Electricity distribution companies funded only 90,172 meters nationwide between 2019 and the third quarter of 2025, according to the Nigerian Electricity Regulatory Commission’s Third Quarter 2025 report, highlighting their minimal contribution to closing Nigeria’s persistent metering gap.
The data underscores growing concerns among regulators and stakeholders that DisCos have largely retreated from one of their core responsibilities: metering eligible customers at no cost. While operators previously required customers to pay upfront for meters with assurances of refunds through energy credits, many consumers say those refunds never materialised, while others report paying without ever receiving meters.
Figures from the NERC report show that meters installed under the DisCo-Financed Framework accounted for only a marginal share of total installations over the six-year period, despite repeated regulatory directives mandating faster deployment.
Under the framework, 57,007 meters were installed between 2019 and 2023, with an additional 31,622 meters in 2024. Deployment fell sharply in 2025, with DisCos funding just 1,178 meters in the first quarter, 234 in the second quarter, and 131 in the third quarter.
Metering activity under the DisCo-financed model was driven almost entirely by two operators. Ibadan Electricity Distribution Company recorded a cumulative 37,156 meters, with most installations completed between 2019 and 2023. Jos Electricity Distribution Plc led overall deployments with 52,174 meters installed between 2019 and 2025, including a surge of 31,442 meters in 2024.
Other DisCos posted negligible numbers. Enugu Electricity Distribution Company installed 597 meters, all between 2019 and 2023, while Kaduna and Kano DisCos installed 149 and 96 meters respectively in 2024. Eko, Aba, Abuja, Benin, Ikeja, Port Harcourt, and Yola DisCos recorded zero installations under the DisCo-financed model as of the end of the third quarter of 2025.

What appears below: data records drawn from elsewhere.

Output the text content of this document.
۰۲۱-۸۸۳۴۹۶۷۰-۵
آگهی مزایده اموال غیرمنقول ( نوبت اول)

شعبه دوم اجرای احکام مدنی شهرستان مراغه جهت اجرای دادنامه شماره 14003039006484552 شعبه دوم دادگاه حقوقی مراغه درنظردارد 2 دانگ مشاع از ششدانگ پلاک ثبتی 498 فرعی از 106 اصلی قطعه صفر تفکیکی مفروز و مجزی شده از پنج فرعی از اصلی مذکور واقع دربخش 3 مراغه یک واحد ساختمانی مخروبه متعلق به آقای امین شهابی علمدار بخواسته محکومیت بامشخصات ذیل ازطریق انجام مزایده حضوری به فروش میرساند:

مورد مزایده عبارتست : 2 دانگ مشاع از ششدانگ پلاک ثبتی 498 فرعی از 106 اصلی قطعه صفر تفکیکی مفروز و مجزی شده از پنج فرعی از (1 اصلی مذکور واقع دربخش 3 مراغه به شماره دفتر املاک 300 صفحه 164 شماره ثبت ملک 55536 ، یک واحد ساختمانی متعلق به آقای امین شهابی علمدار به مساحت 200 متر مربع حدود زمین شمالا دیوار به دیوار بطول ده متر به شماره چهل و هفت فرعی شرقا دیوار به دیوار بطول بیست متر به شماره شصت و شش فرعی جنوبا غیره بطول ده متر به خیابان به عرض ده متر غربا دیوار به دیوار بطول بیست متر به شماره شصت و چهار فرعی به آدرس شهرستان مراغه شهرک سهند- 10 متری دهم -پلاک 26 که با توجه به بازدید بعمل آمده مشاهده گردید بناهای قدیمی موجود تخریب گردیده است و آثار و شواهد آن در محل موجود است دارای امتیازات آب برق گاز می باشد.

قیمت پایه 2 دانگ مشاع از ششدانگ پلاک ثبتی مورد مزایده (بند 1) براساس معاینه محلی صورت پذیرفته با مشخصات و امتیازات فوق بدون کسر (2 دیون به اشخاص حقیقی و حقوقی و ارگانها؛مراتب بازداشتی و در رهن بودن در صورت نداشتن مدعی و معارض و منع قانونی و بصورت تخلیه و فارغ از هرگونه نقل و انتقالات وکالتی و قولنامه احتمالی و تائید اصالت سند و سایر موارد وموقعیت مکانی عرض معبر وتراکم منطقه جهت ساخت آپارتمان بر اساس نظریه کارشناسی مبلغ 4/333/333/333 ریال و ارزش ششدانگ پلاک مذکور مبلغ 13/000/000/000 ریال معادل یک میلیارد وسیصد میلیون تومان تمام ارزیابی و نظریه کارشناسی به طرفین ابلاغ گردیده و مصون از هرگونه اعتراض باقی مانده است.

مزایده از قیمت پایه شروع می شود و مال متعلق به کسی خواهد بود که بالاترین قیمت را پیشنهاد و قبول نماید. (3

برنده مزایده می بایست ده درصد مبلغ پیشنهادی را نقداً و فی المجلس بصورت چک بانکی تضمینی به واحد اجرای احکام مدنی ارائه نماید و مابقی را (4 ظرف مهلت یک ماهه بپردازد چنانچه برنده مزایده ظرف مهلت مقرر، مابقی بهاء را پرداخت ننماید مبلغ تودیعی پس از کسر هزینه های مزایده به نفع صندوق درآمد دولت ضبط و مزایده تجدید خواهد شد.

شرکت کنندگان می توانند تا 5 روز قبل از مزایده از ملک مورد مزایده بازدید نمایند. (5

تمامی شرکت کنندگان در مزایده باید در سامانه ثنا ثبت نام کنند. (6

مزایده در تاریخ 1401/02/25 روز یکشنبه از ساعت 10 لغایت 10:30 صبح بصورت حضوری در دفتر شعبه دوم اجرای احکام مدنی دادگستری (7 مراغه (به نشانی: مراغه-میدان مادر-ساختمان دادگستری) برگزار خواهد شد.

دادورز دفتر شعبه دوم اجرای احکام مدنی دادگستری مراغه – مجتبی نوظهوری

In total, DisCos funded only 131 meters in Q3 2025, representing just 0.06 per cent of the 228,614 meters installed across all metering frameworks during the period.
Most deployments were driven by alternative schemes. The Meter Asset Provider framework accounted for 176,302 installations, while the Vendor-Financed framework delivered 44,104 meters. An additional 7,902 meters were installed under the World Bank-supported Distribution Sector Recovery Programme.

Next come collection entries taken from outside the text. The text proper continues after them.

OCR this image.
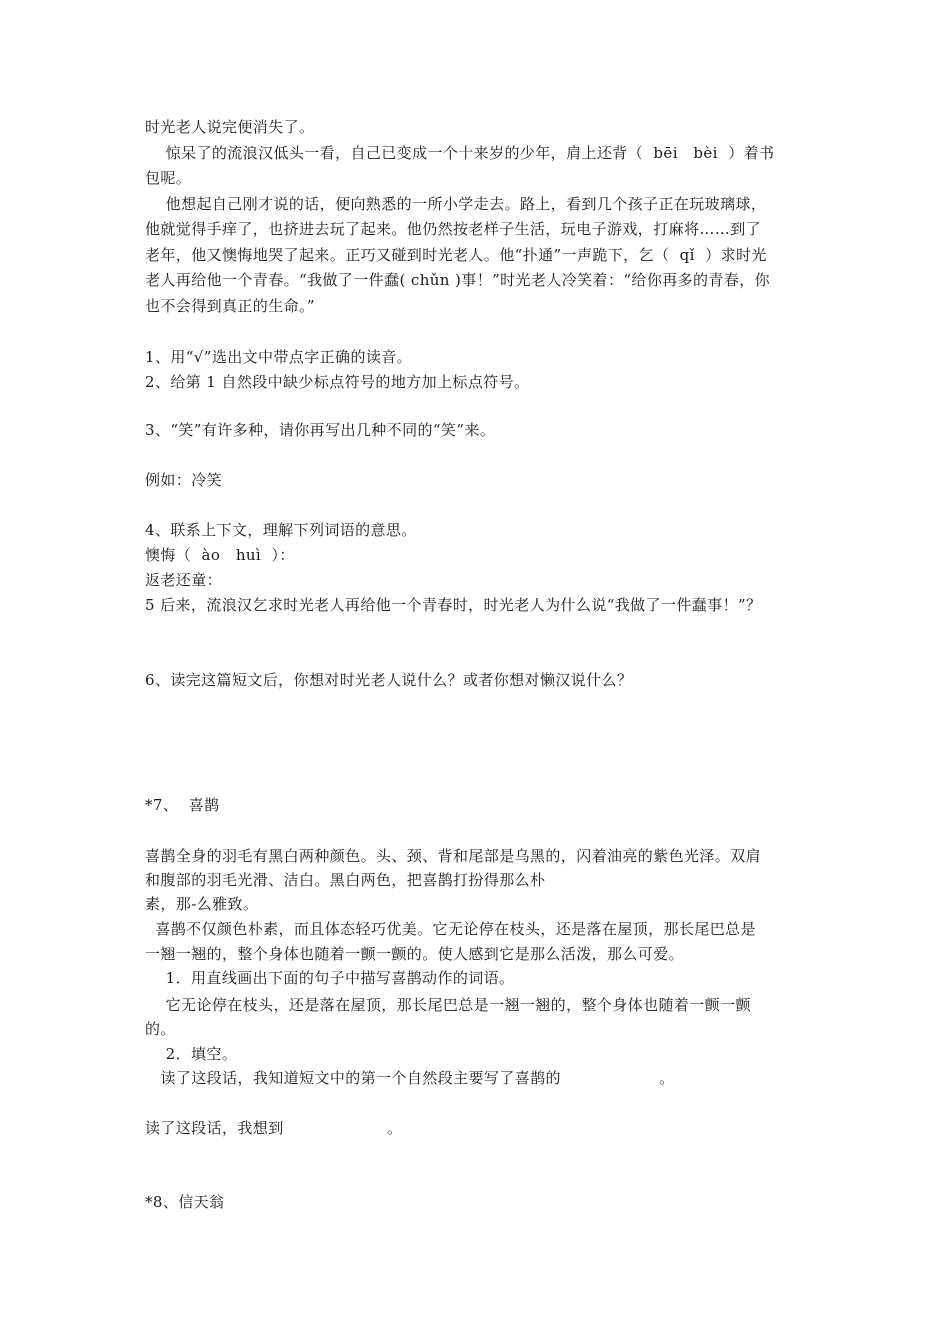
时光老人说完便消失了。
惊呆了的流浪汉低头一看，自己已变成一个十来岁的少年，肩上还背（  bēi   bèi  ）着书
包呢。
他想起自己刚才说的话，便向熟悉的一所小学走去。路上，看到几个孩子正在玩玻璃球，
他就觉得手痒了，也挤进去玩了起来。他仍然按老样子生活，玩电子游戏，打麻将……到了
老年，他又懊悔地哭了起来。正巧又碰到时光老人。他“扑通”一声跪下，乞（  qǐ  ）求时光
老人再给他一个青春。“我做了一件蠢( chǔn )事！”时光老人冷笑着：“给你再多的青春，你
也不会得到真正的生命。”
1、用“√”选出文中带点字正确的读音。
2、给第 1 自然段中缺少标点符号的地方加上标点符号。
3、“笑”有许多种，请你再写出几种不同的“笑”来。
例如：冷笑
4、联系上下文，理解下列词语的意思。
懊悔（  ào   huì  ）：
返老还童：
5 后来，流浪汉乞求时光老人再给他一个青春时，时光老人为什么说“我做了一件蠢事！”？
6、读完这篇短文后，你想对时光老人说什么？或者你想对懒汉说什么？
*7、  喜鹊
喜鹊全身的羽毛有黑白两种颜色。头、颈、背和尾部是乌黑的，闪着油亮的紫色光泽。双肩
和腹部的羽毛光滑、洁白。黑白两色，把喜鹊打扮得那么朴
素，那-么雅致。
喜鹊不仅颜色朴素，而且体态轻巧优美。它无论停在枝头，还是落在屋顶，那长尾巴总是
一翘一翘的，整个身体也随着一颤一颤的。使人感到它是那么活泼，那么可爱。
1．用直线画出下面的句子中描写喜鹊动作的词语。
它无论停在枝头，还是落在屋顶，那长尾巴总是一翘一翘的，整个身体也随着一颤一颤
的。
2．填空。
读了这段话，我知道短文中的第一个自然段主要写了喜鹊的                   。
读了这段话，我想到                    。
*8、信天翁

NERC said that as of September 2025, only 6.66 million of Nigeria’s 12.03 million active registered electricity customers had been metered, translating to a national metering rate of 55.37 per cent. The commission noted that inadequate metering continued to fuel disputes over estimated billing, undermine consumer trust, and deepen commercial losses across the power sector.
The regulator stressed that accelerated meter deployment and improved customer enumeration remain critical to strengthening revenue collection, reducing technical and commercial losses, and improving service delivery, particularly for households and small businesses that bear the brunt of estimated billing practices.